Pond Boss
My pond has different species stocked and I've noticed different strange but true things this year (if not strange at least true).

I never knew pumpkinseed sunfish would still be on spawning beds in summer. I've seen five bed in shallow water being guarded by ps.s. or in the process of mating. Always thought late spring was the time all sunfish spawned.

Three weeks ago I happened to throw a bread ball into shallow water near shore. A sunfish swam over and grabbed it. Did it again and more sunfish started to take notice and get closer. As of yesterday there are almost 20 sunfish - including one green sunfish - that wait for bread balls to be dropped or thrown. Sitting on my dock overlooking inches of water that drops to 4' I can see the fish school lined up to one another parallel and in lines like soldiers at parade rest once I show up. The school will even follow me along the shoreline.

The water is clear with a green/brown tint and easy to see fish darting 100 mph to beat other fish to the unnatural food object. Fish size range from 1" - 6" with the green sunfish the largest and most aggressive. Pumpkinseed and LM bass have investigated the activity but swim away not touching bread thrown to them.

But one thing I have to be careful of: when retrieving my small lures, these fish will attack any of them aggressively as they get close ot shore, trusting that they are just another consumable the human is offering them - like the Jap Beetles and slugs I started throwing in the water yesterday. At first they didn't know what to make of them but soon the bigger gills attacked them on the surface like bread that isn't balled up.

The other thing I was concerned about was the fluffy algae floating on and near the surface. I used to rake most of it but now it doesn't grow as fast and does provide some cover similar to the lily pads I put in years ago.
Feeding the fish is one of the ways I enjoy my pond. Fun thing to do. Go ahead and buy some fish food from a local feed and seed company. Or get them to order you a bag. You can also place an order through a company like Optimal and have it shipped to you.
There is a forum member from some time back named Gar King. I think he goes by fish whisperer on Youtube. He has videos of pet bass in a pond where he would hold out a piece of fish or a chicken nugget for the bass to eat then he would catch the bass by the lip with his hand and pull it out of the water. Then put it back. He could do this with multiple fish.

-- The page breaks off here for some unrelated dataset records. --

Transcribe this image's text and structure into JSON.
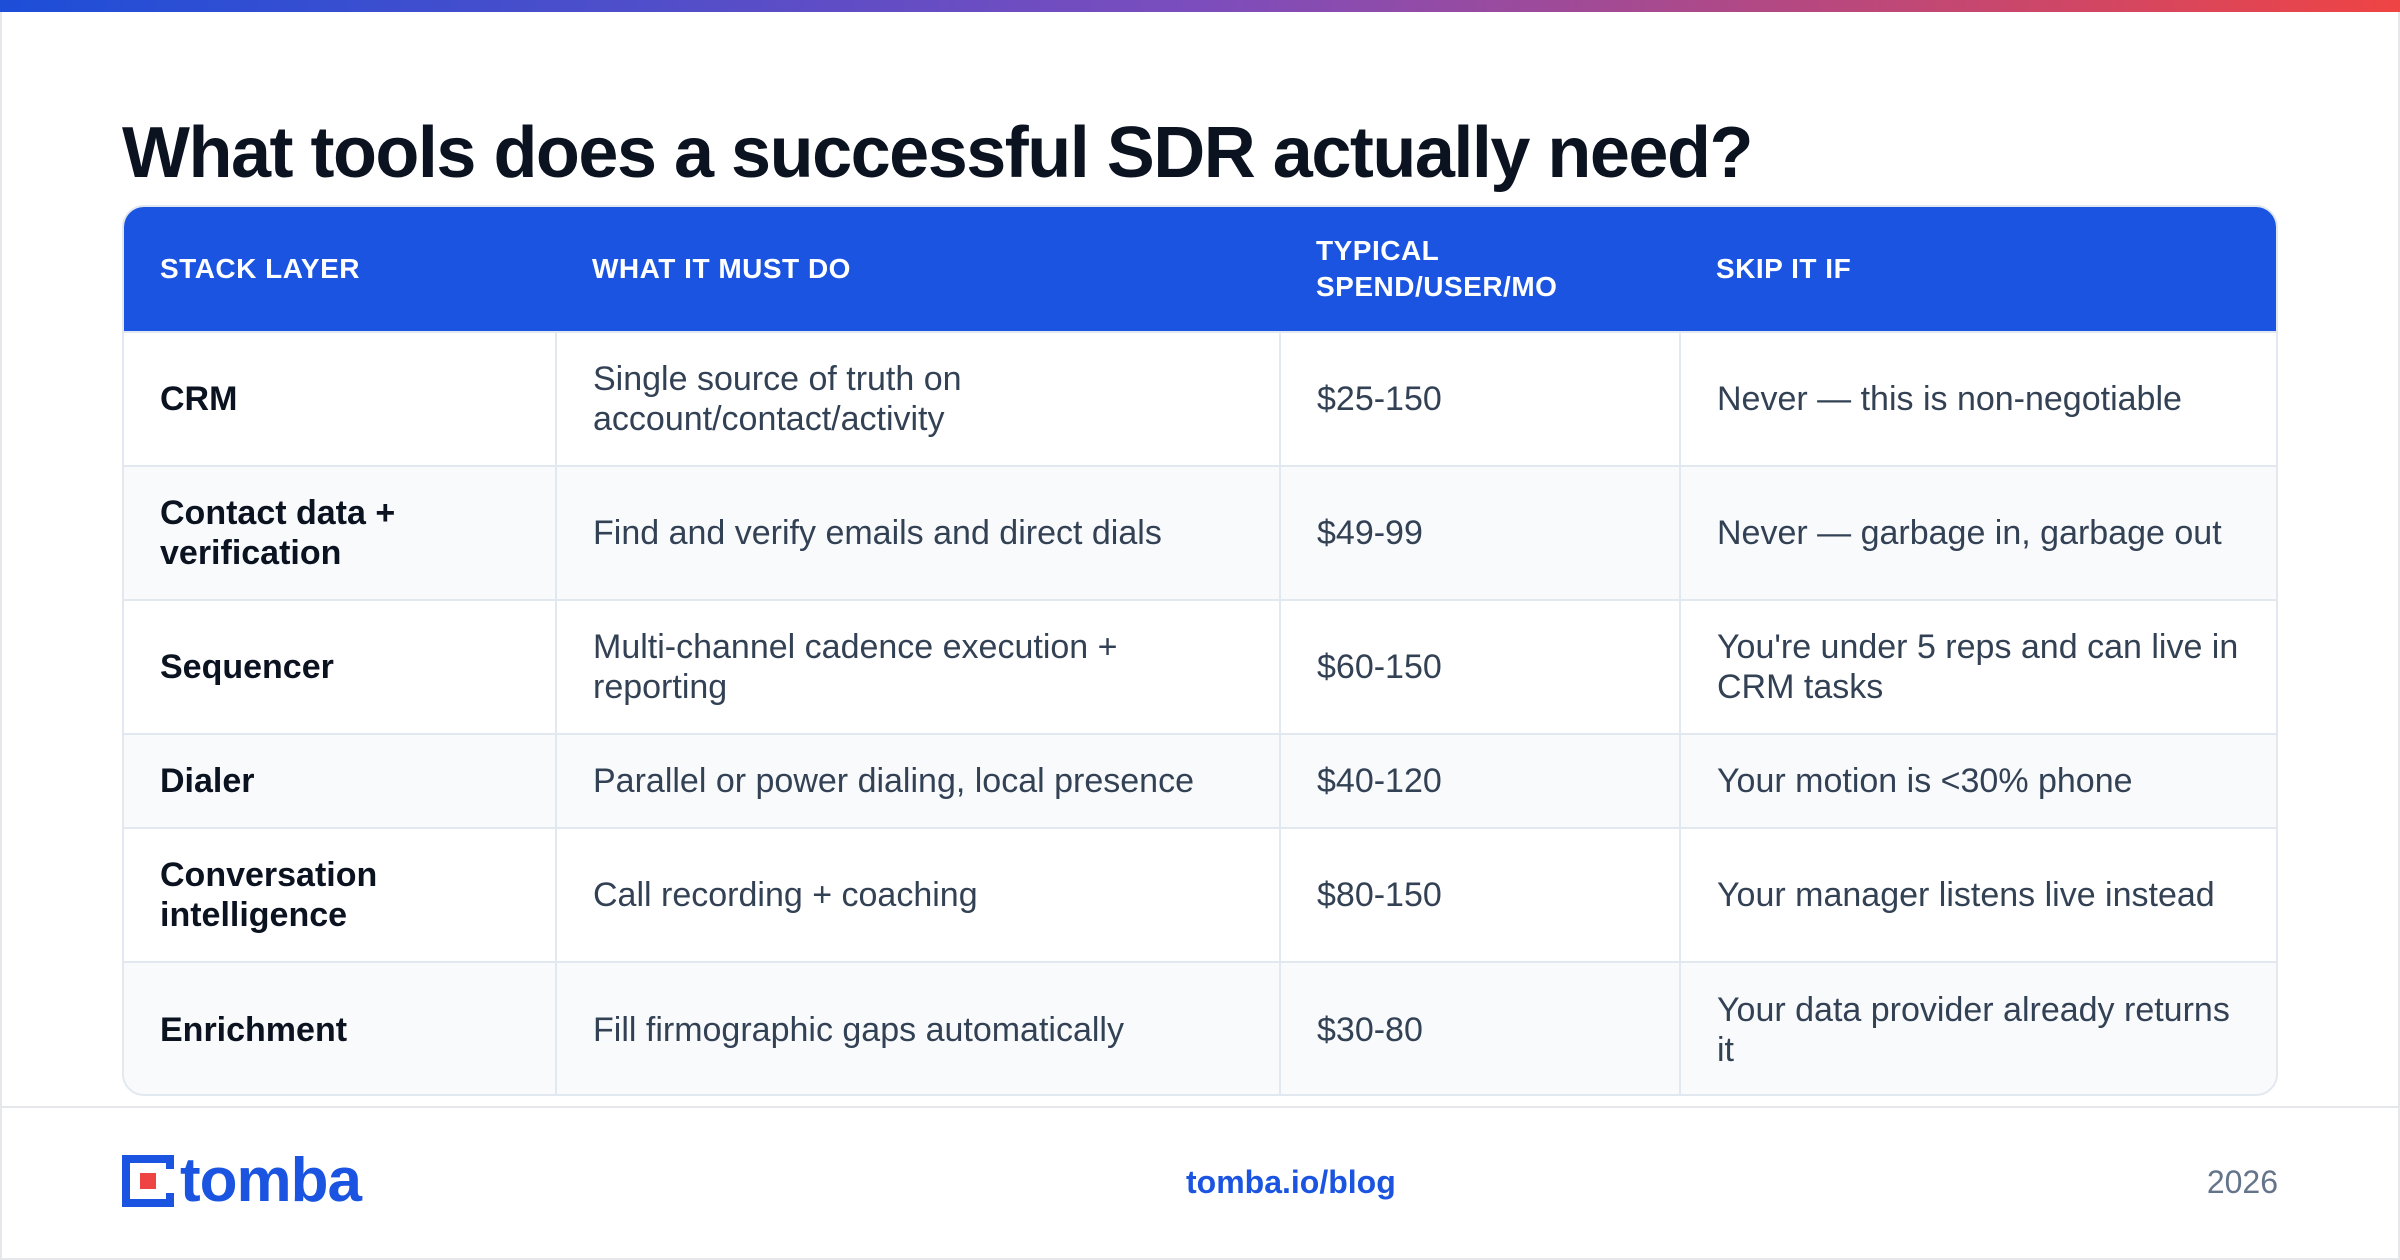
{
  "title": "What tools does a successful SDR actually need?",
  "table": {
    "headers": [
      "STACK LAYER",
      "WHAT IT MUST DO",
      "TYPICAL SPEND/USER/MO",
      "SKIP IT IF"
    ],
    "rows": [
      [
        "CRM",
        "Single source of truth on account/contact/activity",
        "$25-150",
        "Never — this is non-negotiable"
      ],
      [
        "Contact data + verification",
        "Find and verify emails and direct dials",
        "$49-99",
        "Never — garbage in, garbage out"
      ],
      [
        "Sequencer",
        "Multi-channel cadence execution + reporting",
        "$60-150",
        "You're under 5 reps and can live in CRM tasks"
      ],
      [
        "Dialer",
        "Parallel or power dialing, local presence",
        "$40-120",
        "Your motion is <30% phone"
      ],
      [
        "Conversation intelligence",
        "Call recording + coaching",
        "$80-150",
        "Your manager listens live instead"
      ],
      [
        "Enrichment",
        "Fill firmographic gaps automatically",
        "$30-80",
        "Your data provider already returns it"
      ]
    ]
  },
  "footer": {
    "logo_text": "tomba",
    "link": "tomba.io/blog",
    "year": "2026"
  },
  "colors": {
    "brand_blue": "#1a54e0",
    "accent_red": "#ef4444",
    "gradient_start": "#1d4ed8",
    "gradient_end": "#ef4444"
  }
}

Hand catching fish by getting them used to eating out of your hand.

A couple years back I had an excess of 2-3" HBG in a pond I was trying to thin out. I would catch them in a minnow trap and around noon each day take the catch out on my dock in the main pond. After cutting the tail off the fish to slow it down to make sure it got eaten, I would toss it out for the bass to eat. After about a week I had a cadre of not only LMB but also CC waiting for me to toss in the free live fish. I think if I had done it long enough and started to feed them by hand I could have done the same thing.

The fish become conditioned to being fed. One thing that is said on this forum is to be consistent in feeding time. That is probably good advice but i have found it is not the time that is so important about consistancy. It is anything the fish can cue in on to know when it is feed time. In my case it is the thump, thump sound of my UTV that is the dinner bell. Drive it around the pond and I can see fish wakes coming at it from both directions. When I was feeding live fish described in the above paragraph it was the sound of my footsteps on the dock. I will sometimes have bass follow me around the pond on the UTV because as its shaddow scares out small BG from the bank the bass will hammer them. The bass associates good hunting with the UTV.

Fish know a lot more about what is going on above water than we might imagine. They are very aware about the shoreline activity. At least the smart ones. The dumb ones are probably in the belly of a blue heron.
You know, John, the fish around my dock know to come when they see me & feel the vibrations of my feet. Even when it isn't normal feeding time, they know I'll likely throw in something good to eat.

From a fishery standpoint, the ideal would be to catch small skinny bass and feed them to the bigguns. Maybe need to cut the tail and dorsal & keep them on ice a bit to slow them down.
You're right about timing the feeding. I used to come home from a local lake with pan fish in the livewell of my bass boat that I would park parallel to the bank. Bass of different size from 1.5 - 2 lbs would line up like the sunfish waiting for me to throw in the fish that were immediately gobbled up. Usually it started with 6 bass and then 5 minutes later another 6 or 7 bass. The time was usually 5 pm and anything much before or after that time would not get a reception.

Sad they all fish died from a winterkill and had to be replaced.
Hate fish kills. I had one in fall of 2017 that just hit my big CNBG.